"I'm so tired. I try to be brave, but I've been lying here for three months now, and my leg doesn't seem to get any better. It pains all the time until I think I'll die with the agony of it. I never sleep only when they give me something. But I try hard to be brave."

"You are brave!" I said to him. "They all tell me that, the doctors and nurses."

"They are so good to me." he said in low tones so that I had to bend to hear them. "But my leg; they don't seem to be able to help me."

Then I told him as gently as I could that it was not his leg, that it was his back, and that he would likely not get well. Then I tried to tell him of the room in his Father's house that was ready for him when he was ready to accept it, and of what a glorious welcome there was there.

He reached out for my hand in the semi-darkness of that evening. I can feel his hand-clasp yet. I didn't know what to say, but a phrase that had lingered in my mind from an old story came to the rescue.

"Don't you want the Christ to help you bear your pain?" I asked him.

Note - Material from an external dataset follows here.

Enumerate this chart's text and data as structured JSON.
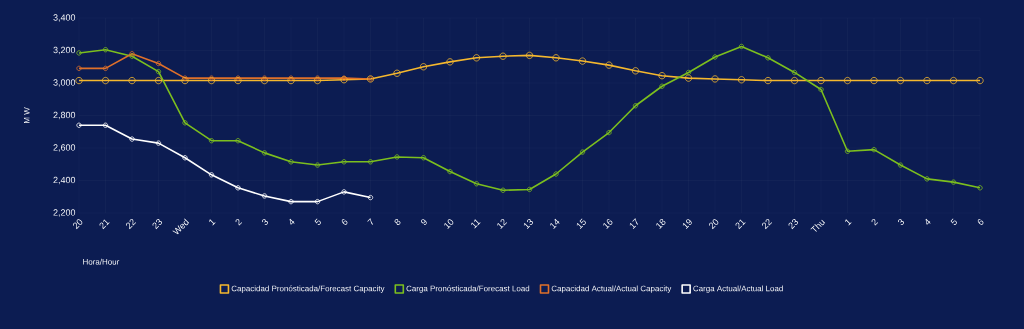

"That is just what I do want," he said simply. "That was why I was so glad you came—an honest-to-goodness preacher," and he smiled again, so bravely, in spite of his suffering, and in spite of the news that I had just broken to him.

Then we prayed. I stood beside his bed holding his hand and praying. The room was full of other wounded boys, but in the twilight I doubt if a lad there knew what we were doing. I spoke low, just so he could hear, and the Master knew what was in my heart without hearing.

When I was through I felt a pressure of his hand, and he said: "Now I feel stronger. He is helping me bear my burden. Thank you for coming, and"—then he paused for words "and—thank you for bringing Him."

Yes, there is suffering in France, suffering among our soldiers, too, but suffering that is glorified by courage.